Today, Americans for Tax Reform and its Center for Fiscal Accountability were joined by taxpayer groups representing millions of concerned citizens in urging the House of Representatives to eliminate wasteful spending from the National Defense Authorization Act (NDAA). The bill, which will be debated this week, authorizes $690 billion in defense spending and has been used in the past to shuttle wasteful pork projects through Congress under the guise of national security. With the House-imposed ban on earmarks, Members of Congress have gotten more creative, authorizing accounts with deliberate language that leaves the door open for future spending. What's more, the DOD authorization bill will require an appropriations bill to be fully fleshed out, allowing members to create placeholders in the NDAA bill they hope appropriators will fill. In the letter sent to the hill today, the coalition called attention to a specific example of this kind of spending, asking leadership to resist efforts to continue to fund one of the Pentagon's wasteful missile systems. From the letter:

On behalf of the millions of concerned taxpayers represented by our organizations we write to urge you to bring the National Defense Authorization Act of 2012 to the floor with an eye for waste and inefficiencies. One of the first tests of this Congress’s fiscal discipline for 2012, the Defense Authorization bill should not be used to shuttle wasteful spending in the name of national security.
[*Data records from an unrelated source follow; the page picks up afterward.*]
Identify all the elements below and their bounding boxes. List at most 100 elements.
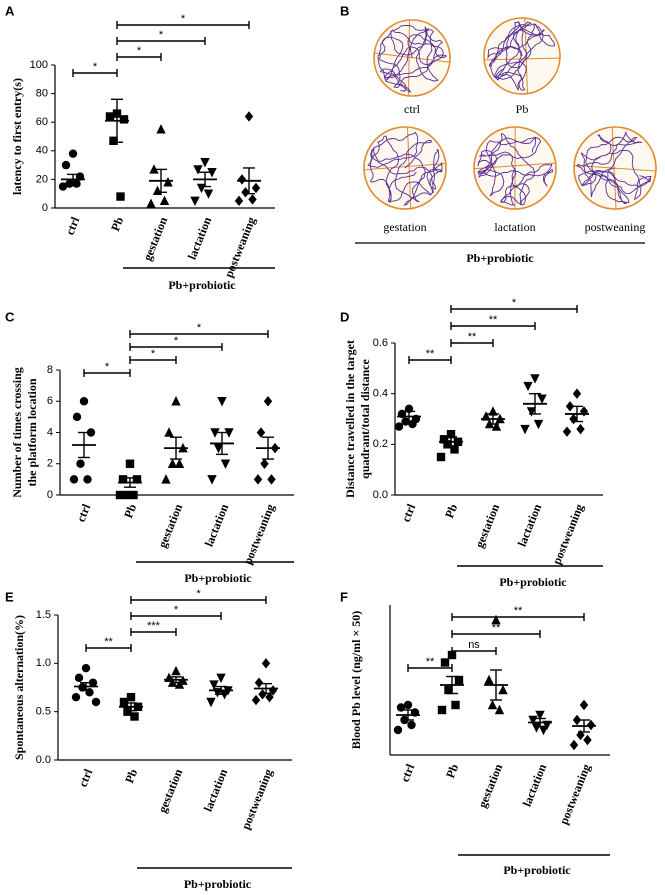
data-point [149, 164, 159, 174]
arena-axis [408, 19, 410, 97]
data-point [491, 421, 502, 431]
data-point [436, 452, 446, 462]
sem-bar [534, 717, 546, 728]
sem-bar [67, 173, 79, 186]
data-point [586, 719, 596, 731]
data-point [562, 426, 572, 437]
panel-letter: E [5, 589, 14, 604]
y-axis-label: Blood Pb level (ng/ml × 50) [349, 611, 363, 750]
sem-bar [124, 477, 136, 488]
y-tick-label: 0.4 [373, 388, 388, 400]
data-point [258, 689, 267, 700]
data-point [244, 111, 254, 122]
arena-axis [483, 57, 561, 61]
data-point [253, 474, 263, 485]
data-point [164, 427, 174, 437]
significance-label: * [174, 335, 179, 347]
arena-axis [406, 126, 412, 210]
data-point [251, 182, 261, 194]
group-label: Pb+probiotic [184, 877, 252, 891]
y-axis-label: the platform location [25, 378, 39, 486]
data-point [193, 165, 203, 175]
data-point [394, 422, 404, 431]
sem-bar [170, 436, 182, 460]
swim-path [477, 132, 554, 206]
data-point [65, 179, 74, 188]
x-tick-label: Pb [443, 762, 461, 781]
data-point [174, 458, 185, 468]
group-label: Pb+probiotic [184, 571, 252, 585]
arena-axis [524, 17, 528, 95]
x-tick-label: gestation [155, 502, 185, 550]
data-point [72, 412, 82, 422]
data-point [220, 459, 231, 469]
data-point [237, 174, 247, 185]
data-point [530, 374, 540, 384]
significance-label: ** [104, 636, 113, 648]
data-point [437, 705, 447, 715]
data-point [251, 694, 261, 706]
data-point [248, 194, 257, 205]
data-point [81, 663, 91, 673]
y-tick-label: 6 [47, 395, 53, 407]
sem-bar [125, 702, 137, 712]
y-tick-label: 40 [36, 145, 48, 157]
data-point [122, 490, 131, 500]
x-tick-label: lactation [185, 215, 215, 262]
swim-path [367, 131, 443, 206]
data-point [261, 658, 271, 669]
data-point [538, 725, 549, 736]
data-point [444, 685, 453, 695]
arena-label: Pb [516, 102, 529, 116]
significance-label: ** [426, 348, 435, 360]
data-point [267, 474, 276, 485]
data-point [161, 474, 171, 484]
data-point [217, 397, 227, 407]
data-point [119, 115, 129, 124]
data-point [451, 700, 460, 710]
x-tick-label: postweaning [238, 767, 275, 832]
sem-bar [490, 669, 502, 701]
data-point [200, 158, 210, 168]
swim-path [487, 20, 555, 91]
x-tick-label: lactation [201, 767, 231, 814]
data-point [125, 459, 135, 468]
significance-label: * [93, 61, 98, 73]
significance-label: ** [489, 314, 498, 326]
data-point [498, 684, 508, 695]
significance-label: * [105, 361, 110, 373]
significance-label: ns [468, 639, 480, 651]
data-point [171, 396, 181, 406]
data-point [224, 428, 234, 438]
x-tick-label: gestation [475, 762, 505, 810]
panel-letter: B [340, 3, 349, 18]
sem-bar [445, 436, 457, 448]
x-tick-label: postweaning [556, 762, 593, 827]
y-tick-label: 0 [47, 489, 53, 501]
data-point [71, 692, 81, 702]
data-point [484, 674, 494, 685]
significance-label: * [159, 29, 164, 41]
data-point [407, 720, 416, 730]
arena-label: gestation [383, 220, 426, 234]
y-tick-label: 1.5 [36, 609, 51, 621]
x-tick-label: postweaning [221, 215, 258, 280]
y-tick-label: 100 [30, 59, 48, 71]
data-point [116, 192, 125, 201]
x-tick-label: Pb [442, 502, 460, 521]
data-point [171, 665, 181, 676]
sem-bar [215, 685, 227, 695]
sem-bar [80, 681, 92, 692]
data-point [234, 195, 244, 207]
x-tick-label: gestation [140, 215, 170, 263]
y-axis-label: Spontaneous alternation(%) [12, 615, 26, 760]
sem-bar [403, 410, 415, 423]
sem-bar [402, 709, 414, 721]
sem-bar [487, 413, 499, 425]
data-point [69, 475, 79, 484]
sem-bar [578, 719, 590, 733]
data-point [487, 699, 498, 710]
x-tick-label: lactation [202, 502, 232, 549]
y-tick-label: 1.0 [36, 657, 51, 669]
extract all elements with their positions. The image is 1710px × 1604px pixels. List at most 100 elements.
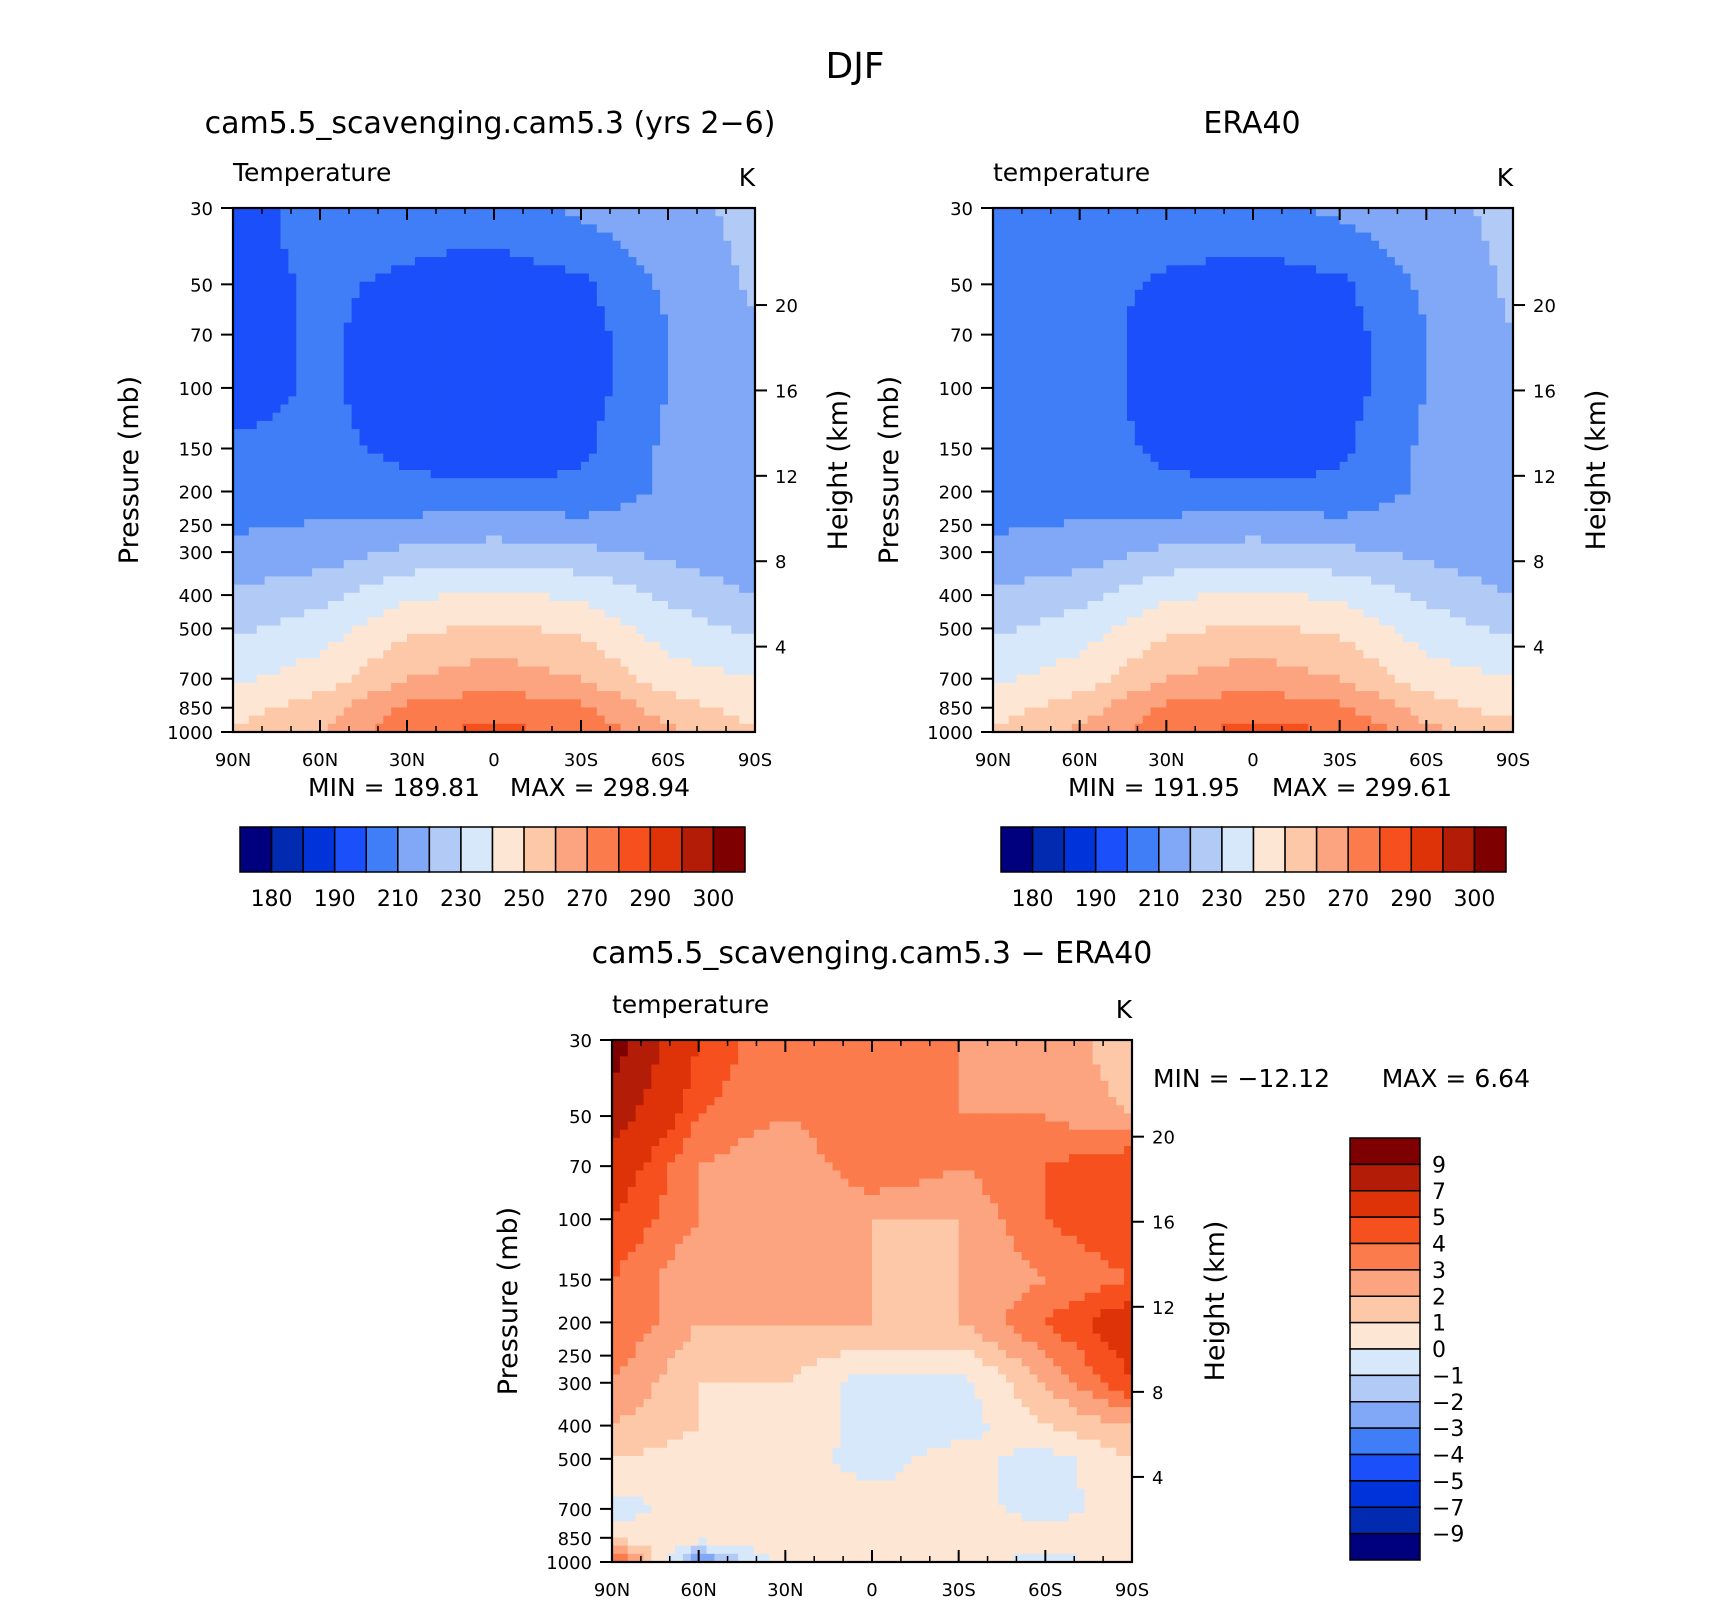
heatmap-cell bbox=[692, 609, 701, 618]
heatmap-cell bbox=[684, 216, 693, 225]
heatmap-cell bbox=[628, 486, 637, 495]
heatmap-cell bbox=[1072, 241, 1080, 250]
heatmap-cell bbox=[367, 683, 376, 692]
heatmap-cell bbox=[739, 241, 748, 250]
heatmap-cell bbox=[470, 306, 479, 315]
heatmap-cell bbox=[518, 609, 527, 618]
heatmap-cell bbox=[391, 331, 400, 340]
heatmap-cell bbox=[431, 478, 440, 487]
heatmap-cell bbox=[280, 552, 289, 561]
heatmap-cell bbox=[1348, 208, 1356, 217]
heatmap-cell bbox=[684, 364, 693, 373]
heatmap-cell bbox=[1434, 265, 1442, 274]
heatmap-cell bbox=[1127, 241, 1135, 250]
heatmap-cell bbox=[676, 544, 685, 553]
heatmap-cell bbox=[605, 429, 614, 438]
heatmap-cell bbox=[684, 347, 693, 356]
heatmap-cell bbox=[296, 396, 305, 405]
heatmap-cell bbox=[510, 347, 519, 356]
heatmap-cell bbox=[431, 544, 440, 553]
heatmap-cell bbox=[739, 331, 748, 340]
heatmap-cell bbox=[494, 298, 503, 307]
heatmap-cell bbox=[644, 568, 653, 577]
heatmap-cell bbox=[715, 642, 724, 651]
heatmap-cell bbox=[1348, 249, 1356, 258]
heatmap-cell bbox=[597, 429, 606, 438]
heatmap-cell bbox=[320, 544, 329, 553]
heatmap-cell bbox=[597, 421, 606, 430]
heatmap-cell bbox=[1434, 257, 1442, 266]
heatmap-cell bbox=[715, 609, 724, 618]
heatmap-cell bbox=[486, 568, 495, 577]
heatmap-cell bbox=[565, 716, 574, 725]
heatmap-cell bbox=[1348, 216, 1356, 225]
heatmap-cell bbox=[1355, 282, 1363, 291]
heatmap-cell bbox=[423, 486, 432, 495]
heatmap-cell bbox=[739, 445, 748, 454]
heatmap-cell bbox=[462, 470, 471, 479]
heatmap-cell bbox=[1363, 208, 1371, 217]
heatmap-cell bbox=[644, 675, 653, 684]
heatmap-cell bbox=[415, 560, 424, 569]
heatmap-cell bbox=[668, 527, 677, 536]
heatmap-cell bbox=[581, 331, 590, 340]
heatmap-cell bbox=[1025, 265, 1033, 274]
heatmap-cell bbox=[233, 298, 242, 307]
heatmap-cell bbox=[708, 413, 717, 422]
heatmap-cell bbox=[731, 707, 740, 716]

And yet, the bill that passed from the House Armed Service Committee is rife with waste that impinges, rather than enhances, our country’s security. Notably, the Medium Extended Air Defense System (MEADS), which stands to receive over $200 million in the NDAA markup, represents another duplicative and wasteful allocation of scarce taxpayer dollars.

Meant originally to replace the Patriot missile defense system, MEADS is a multinational agreement between the United States, Germany and Italy from the nineties, with American taxpayers footing the majority of the bill. Cost overruns and delays have made MEADS a second-rate and more expensive alternative to a modernized Patriot program.